Tout ce que vous avez toujours voulu savoir sur la langue française, et que vous n'avez jamais osé demander - des Serments de Strasbourg (842) jusqu'au verlan, en passant par la création de l'Académie française (1635) et les lois de Jules Ferry sur l'enseignement obligatoire (1882). La linguiste Nina Catach suit les ramifications du français, à travers ses évolutions politiques et ses révolutions poétiques, dans un récit qui retrace ce qu'on pourrait appeler l'aventure de notre langue. |
Les origines
D'où vient notre langue ? Elle vient en grande partie du latin populaire, tel qu'il était parlé en Gaule depuis la conquête romaine (52 avant Jésus-Christ). Ce latin évolue lui-même diversement au contact des parlers locaux (celte, ibère, ligure, osque, etc.). Il faut y ajouter un fonds celtique, et toute la richesse des noms de lieu.
Mais, en même temps, on a pu dire que c'était « la plus germanique des langues romanes ». C'est en effet la seule qui ait subi à ce degré l'influence des peuples du Nord, surtout des Francs, qui durant des siècles ont occupé la partie septentrionale du pays (d'où le nom de France).
Pour ce que l'on peut appeler la « préhistoire » du français, il est difficile de donner des dates précises. Il y a d'abord une période dite gallo-romane (du IVe au VIIIe siècle environ) puis romane (IXe-XIe siècles), avec une langue et une culture fondamentalement liées aux traditions latines. Rapidement pourtant, les mots se transforment au point de devenir méconnaissables. Citons par exemple le mot latin augustus, qui a donné aussi l'adjectif auguste, devient par la voie populaire tour à tour agosto, aosto, plus tard aoust, et août, prononcé ou.
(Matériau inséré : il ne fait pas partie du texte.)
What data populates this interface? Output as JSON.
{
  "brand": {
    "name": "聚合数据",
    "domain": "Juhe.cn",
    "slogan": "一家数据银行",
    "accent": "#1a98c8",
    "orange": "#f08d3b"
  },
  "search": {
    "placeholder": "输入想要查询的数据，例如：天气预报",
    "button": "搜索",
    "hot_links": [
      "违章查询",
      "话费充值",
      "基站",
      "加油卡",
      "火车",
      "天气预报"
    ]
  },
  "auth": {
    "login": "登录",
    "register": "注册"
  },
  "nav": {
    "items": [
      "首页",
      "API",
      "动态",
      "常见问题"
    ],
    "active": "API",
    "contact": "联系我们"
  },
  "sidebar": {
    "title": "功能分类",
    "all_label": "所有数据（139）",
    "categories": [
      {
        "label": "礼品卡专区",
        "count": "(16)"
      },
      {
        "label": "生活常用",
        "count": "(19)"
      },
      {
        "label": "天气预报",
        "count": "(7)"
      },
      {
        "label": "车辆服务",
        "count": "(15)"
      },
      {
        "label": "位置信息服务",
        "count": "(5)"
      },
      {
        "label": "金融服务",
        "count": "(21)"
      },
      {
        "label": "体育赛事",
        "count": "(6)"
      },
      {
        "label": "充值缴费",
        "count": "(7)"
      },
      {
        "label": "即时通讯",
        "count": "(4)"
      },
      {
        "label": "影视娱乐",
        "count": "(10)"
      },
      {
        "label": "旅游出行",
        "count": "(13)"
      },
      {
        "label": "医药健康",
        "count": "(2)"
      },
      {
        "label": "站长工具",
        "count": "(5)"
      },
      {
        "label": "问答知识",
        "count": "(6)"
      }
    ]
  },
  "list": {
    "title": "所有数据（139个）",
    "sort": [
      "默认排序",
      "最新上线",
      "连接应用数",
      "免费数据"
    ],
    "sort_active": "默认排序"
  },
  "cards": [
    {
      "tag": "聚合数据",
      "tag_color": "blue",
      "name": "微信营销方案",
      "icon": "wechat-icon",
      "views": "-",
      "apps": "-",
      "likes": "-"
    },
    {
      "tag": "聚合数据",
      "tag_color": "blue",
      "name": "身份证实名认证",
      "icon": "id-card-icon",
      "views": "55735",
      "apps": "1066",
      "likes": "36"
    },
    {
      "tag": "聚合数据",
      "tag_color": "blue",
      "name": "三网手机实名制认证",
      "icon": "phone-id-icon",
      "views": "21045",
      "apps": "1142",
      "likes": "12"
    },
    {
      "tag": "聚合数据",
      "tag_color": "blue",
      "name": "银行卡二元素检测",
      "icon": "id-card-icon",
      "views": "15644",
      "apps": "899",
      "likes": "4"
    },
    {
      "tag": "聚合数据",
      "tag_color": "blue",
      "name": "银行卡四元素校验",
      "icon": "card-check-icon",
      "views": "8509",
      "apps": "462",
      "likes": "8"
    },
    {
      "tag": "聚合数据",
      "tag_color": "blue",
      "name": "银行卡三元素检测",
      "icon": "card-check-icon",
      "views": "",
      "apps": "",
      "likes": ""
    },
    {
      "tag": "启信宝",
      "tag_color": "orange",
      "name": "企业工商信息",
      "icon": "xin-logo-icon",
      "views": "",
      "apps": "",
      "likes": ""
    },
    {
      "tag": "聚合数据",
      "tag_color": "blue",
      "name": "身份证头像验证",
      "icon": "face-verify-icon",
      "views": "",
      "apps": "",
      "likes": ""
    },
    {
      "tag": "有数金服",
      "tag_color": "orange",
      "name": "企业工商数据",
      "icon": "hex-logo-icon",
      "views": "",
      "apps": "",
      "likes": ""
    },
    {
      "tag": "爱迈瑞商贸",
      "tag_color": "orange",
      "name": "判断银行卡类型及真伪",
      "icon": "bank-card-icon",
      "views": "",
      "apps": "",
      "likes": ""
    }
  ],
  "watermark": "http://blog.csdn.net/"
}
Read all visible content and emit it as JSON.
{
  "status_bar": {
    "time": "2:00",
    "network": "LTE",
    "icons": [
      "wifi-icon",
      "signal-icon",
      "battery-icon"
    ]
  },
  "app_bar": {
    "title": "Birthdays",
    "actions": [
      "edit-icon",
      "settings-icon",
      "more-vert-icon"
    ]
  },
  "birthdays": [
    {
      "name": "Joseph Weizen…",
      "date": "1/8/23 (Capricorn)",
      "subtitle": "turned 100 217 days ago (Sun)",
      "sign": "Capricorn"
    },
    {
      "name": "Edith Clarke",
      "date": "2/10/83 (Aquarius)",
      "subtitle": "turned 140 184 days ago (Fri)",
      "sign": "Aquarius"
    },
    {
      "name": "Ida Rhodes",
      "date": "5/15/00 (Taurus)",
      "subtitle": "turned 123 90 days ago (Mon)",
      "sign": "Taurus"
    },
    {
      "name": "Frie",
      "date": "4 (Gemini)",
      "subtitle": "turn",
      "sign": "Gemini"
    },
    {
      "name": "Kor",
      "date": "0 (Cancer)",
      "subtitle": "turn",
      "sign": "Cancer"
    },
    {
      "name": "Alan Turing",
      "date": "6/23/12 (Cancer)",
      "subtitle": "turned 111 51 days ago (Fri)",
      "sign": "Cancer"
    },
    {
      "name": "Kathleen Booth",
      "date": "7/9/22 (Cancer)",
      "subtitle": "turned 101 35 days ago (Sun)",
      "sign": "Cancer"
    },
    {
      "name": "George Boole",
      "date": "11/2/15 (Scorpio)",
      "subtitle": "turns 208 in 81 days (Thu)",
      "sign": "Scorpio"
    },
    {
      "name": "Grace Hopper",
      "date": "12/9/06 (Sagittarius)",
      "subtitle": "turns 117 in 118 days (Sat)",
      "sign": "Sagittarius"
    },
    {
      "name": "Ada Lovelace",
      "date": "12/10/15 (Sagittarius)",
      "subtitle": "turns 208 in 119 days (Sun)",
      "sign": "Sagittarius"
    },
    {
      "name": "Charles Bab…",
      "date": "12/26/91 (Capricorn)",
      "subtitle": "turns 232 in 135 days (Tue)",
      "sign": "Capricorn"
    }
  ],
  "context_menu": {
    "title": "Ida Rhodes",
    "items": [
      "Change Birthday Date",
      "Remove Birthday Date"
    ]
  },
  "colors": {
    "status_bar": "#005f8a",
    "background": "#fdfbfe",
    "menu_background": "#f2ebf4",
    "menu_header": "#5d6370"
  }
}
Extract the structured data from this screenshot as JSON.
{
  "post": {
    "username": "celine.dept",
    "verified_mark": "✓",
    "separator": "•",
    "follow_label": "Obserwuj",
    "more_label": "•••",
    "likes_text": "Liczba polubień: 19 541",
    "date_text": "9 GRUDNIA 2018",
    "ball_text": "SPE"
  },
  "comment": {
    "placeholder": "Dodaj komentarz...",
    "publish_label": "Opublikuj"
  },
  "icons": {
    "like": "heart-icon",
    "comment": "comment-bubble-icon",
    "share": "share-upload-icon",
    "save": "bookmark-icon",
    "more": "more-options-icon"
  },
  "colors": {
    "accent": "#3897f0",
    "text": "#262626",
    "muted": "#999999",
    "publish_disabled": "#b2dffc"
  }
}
Les premiers textes en « roman » (nom donné alors à notre langue) sont rares. Le plus célèbre est celui des Serments de Strasbourg, signé en 842 dans les deux langues romane et franque entre Charles le Chauve et Louis le Germanique, qui constitue en quelque sorte le premier acte officiel écrit du français. Vers la fin du IXe siècle, citons aussi la charmante Séquence de Sainte Eulalie, où l'on reconnaît déjà mieux notre langue.
Il n'y a pas alors une langue mais des langues parlées, non pas un français, mais des français : anglo-normand, picard, bourguignon, « françois » central, franco-provençal, gascon, etc. Ainsi, on dit cateau en picard ou chasteau en « francois » ; trouvère dans les dialectes d'oïl du nord ou troubadour dans les dialectes des langues d'oc du sud (les mots oïl et oc viennent eux-mêmes de la façon différente dont on disait oui au nord et au sud).
D'autre part, notre idiome actuel n'est pas, comme on l'a cru longtemps, issu d'un dialecte précis venu de Paris ou d'Île-de-France (appelé plus tard le « francien »), mais d'une sorte de langue écrite commune qui s'est établie progressivement dans le nord de la France pour les besoins de la communication.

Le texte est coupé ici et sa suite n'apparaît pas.